Since the Taylor Report, a number of grounds have fallen prey to developers, but stadiums such as Brighton’s Goldstone Ground were demolished to make way for offices, warehouses or shops. Developers, many perfectly respectable, have been attracted by the land clubs sit on, but the economy has changed. In recent years, fewer offices are being built due to an excess of development, while pressure on manufacturers caused by the strength of the pound has seen little appetite for new factories. As a result, many developers, tempted by booming house prices, have moved into housing. And these are the very people that Bournemouth’s Peter Phillips warned fans about.
With the housing market showing as much growth as Norwich’s Premiership points total, these developers are being backed into a corner as they face stiff competition for land from the big house builders. House builders are no angels and often deal with land agents and developers, but they can be affected by fans pressure, as demonstrated at York. In some cases, clubs can also reach a compromise with house builders, as Leyton Orient did, selling all four corners of Brisbane Road to Bellway in return for enough cash to revamp the rest of their ground. House builders are also more likely to walk through the front door of a club. A fly developer, in contrast, would be more likely to try to unseat a chairman than speak to him.

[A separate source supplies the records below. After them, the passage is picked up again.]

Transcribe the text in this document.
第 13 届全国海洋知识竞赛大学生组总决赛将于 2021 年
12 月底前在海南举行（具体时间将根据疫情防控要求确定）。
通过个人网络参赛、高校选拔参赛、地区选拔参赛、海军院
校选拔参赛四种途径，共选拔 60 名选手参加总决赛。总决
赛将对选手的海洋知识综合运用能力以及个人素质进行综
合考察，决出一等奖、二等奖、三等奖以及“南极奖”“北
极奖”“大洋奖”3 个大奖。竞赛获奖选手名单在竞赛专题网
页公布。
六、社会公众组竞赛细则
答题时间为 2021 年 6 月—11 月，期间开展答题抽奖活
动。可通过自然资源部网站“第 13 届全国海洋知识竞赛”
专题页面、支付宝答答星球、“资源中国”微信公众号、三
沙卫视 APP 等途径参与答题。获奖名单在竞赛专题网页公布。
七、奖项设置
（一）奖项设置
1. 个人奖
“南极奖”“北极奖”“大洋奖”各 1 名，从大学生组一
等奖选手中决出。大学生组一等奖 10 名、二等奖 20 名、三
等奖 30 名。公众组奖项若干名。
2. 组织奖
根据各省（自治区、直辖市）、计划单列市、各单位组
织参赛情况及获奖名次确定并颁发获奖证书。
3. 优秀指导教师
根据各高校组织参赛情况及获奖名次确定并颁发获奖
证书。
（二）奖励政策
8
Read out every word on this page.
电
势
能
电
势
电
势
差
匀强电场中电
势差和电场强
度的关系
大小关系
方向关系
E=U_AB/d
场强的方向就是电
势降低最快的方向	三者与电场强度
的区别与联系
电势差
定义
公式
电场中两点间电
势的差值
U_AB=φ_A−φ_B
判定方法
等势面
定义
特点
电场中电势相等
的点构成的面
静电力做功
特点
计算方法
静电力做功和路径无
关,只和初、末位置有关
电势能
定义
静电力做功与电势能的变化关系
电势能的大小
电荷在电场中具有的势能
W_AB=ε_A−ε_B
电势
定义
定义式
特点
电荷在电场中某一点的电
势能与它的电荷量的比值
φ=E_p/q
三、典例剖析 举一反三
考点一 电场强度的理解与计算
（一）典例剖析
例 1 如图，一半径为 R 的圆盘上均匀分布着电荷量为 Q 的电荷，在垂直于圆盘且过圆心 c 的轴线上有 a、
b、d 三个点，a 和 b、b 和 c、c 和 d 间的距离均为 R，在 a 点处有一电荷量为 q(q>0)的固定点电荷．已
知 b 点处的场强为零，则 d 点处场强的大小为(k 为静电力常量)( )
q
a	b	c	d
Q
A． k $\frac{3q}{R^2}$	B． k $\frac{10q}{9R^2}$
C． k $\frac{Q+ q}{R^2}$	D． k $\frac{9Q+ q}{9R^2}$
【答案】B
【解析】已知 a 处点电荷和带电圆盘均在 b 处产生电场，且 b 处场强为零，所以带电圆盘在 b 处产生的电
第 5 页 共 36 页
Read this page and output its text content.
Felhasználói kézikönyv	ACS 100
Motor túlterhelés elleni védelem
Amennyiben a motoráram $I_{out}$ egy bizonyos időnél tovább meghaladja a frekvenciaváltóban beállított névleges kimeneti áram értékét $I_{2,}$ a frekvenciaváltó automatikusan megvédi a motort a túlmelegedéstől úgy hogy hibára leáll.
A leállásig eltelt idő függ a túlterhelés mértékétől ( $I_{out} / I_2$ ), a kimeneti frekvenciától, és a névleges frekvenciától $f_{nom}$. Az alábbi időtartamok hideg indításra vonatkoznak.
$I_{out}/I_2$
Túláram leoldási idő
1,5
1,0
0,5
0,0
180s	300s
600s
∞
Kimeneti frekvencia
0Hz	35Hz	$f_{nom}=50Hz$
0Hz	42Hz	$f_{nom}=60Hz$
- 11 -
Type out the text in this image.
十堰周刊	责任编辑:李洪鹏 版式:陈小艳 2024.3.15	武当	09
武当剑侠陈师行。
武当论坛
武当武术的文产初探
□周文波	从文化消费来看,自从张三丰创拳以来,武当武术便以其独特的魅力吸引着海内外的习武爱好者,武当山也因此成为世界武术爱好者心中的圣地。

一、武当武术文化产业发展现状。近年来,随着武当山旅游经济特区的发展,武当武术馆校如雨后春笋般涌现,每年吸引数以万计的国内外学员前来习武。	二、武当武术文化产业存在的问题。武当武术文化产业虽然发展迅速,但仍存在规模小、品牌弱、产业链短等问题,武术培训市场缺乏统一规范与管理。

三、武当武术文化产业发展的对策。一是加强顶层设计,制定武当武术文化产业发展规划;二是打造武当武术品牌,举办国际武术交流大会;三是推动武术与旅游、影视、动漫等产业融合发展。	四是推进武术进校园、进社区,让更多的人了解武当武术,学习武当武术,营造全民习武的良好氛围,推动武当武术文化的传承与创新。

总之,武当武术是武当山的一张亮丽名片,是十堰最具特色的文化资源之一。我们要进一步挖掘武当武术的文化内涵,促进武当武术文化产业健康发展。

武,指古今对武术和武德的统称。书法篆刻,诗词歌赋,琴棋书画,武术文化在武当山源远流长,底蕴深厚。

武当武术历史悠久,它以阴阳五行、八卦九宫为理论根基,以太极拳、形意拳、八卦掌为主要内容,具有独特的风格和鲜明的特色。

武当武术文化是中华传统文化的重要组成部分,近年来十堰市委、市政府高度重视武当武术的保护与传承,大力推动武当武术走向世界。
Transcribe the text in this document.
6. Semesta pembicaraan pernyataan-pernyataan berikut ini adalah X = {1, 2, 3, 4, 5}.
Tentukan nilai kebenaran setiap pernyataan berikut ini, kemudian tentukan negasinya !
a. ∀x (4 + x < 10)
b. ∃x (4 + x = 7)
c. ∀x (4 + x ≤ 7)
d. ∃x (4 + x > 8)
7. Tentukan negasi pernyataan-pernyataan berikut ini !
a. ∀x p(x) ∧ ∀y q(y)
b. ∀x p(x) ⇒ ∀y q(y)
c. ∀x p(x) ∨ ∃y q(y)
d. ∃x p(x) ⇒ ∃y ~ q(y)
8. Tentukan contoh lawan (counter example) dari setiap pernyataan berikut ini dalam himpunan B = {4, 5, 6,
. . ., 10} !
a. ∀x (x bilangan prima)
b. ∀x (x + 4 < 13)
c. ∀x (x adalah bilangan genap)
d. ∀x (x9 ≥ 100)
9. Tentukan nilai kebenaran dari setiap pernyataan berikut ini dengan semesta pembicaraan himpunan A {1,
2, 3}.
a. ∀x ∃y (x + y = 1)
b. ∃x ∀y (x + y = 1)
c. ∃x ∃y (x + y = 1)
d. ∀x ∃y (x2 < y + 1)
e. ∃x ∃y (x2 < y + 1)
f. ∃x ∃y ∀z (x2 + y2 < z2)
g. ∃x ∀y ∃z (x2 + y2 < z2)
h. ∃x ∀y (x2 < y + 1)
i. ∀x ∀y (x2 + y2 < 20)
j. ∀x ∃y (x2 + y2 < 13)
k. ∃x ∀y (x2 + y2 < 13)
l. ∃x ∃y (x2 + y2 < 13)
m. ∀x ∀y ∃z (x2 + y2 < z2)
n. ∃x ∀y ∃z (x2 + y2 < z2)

Unfortunately, the Football Association offers no regulatory protection against these predators. All that prevents developers taking over a club and flattening the ground is the necessary planning permission and fans’ ability to rouse public opinion against any plans for their club’s stadium.
The FA suggest that clubs ensure their stadiums are designated for leisure use within statutory planning frameworks called local plans, but central government is putting huge pressure on councils to build more houses in some areas. In regions where housing requirements are high, this can be difficult to achieve. The FA’s other solution is simpler: clubs put ownership of their stadiums into a trust. York’s directors tried to exploit a similar loophole by putting Bootham Crescent into a separate holding company, but a trust offers more protection and the assets cannot be liquidated, ie the ground sold off, without the permission of the trustees.
If the trustees are fans, the ground should be safe and clubs already run by trusts have usually achieved this. Many, though, are still run by “businessmen”. So, fans, ask your board to put your stadium into the ownership of a trust. If they say no, then maybe developers have infiltrated your boardroom, too.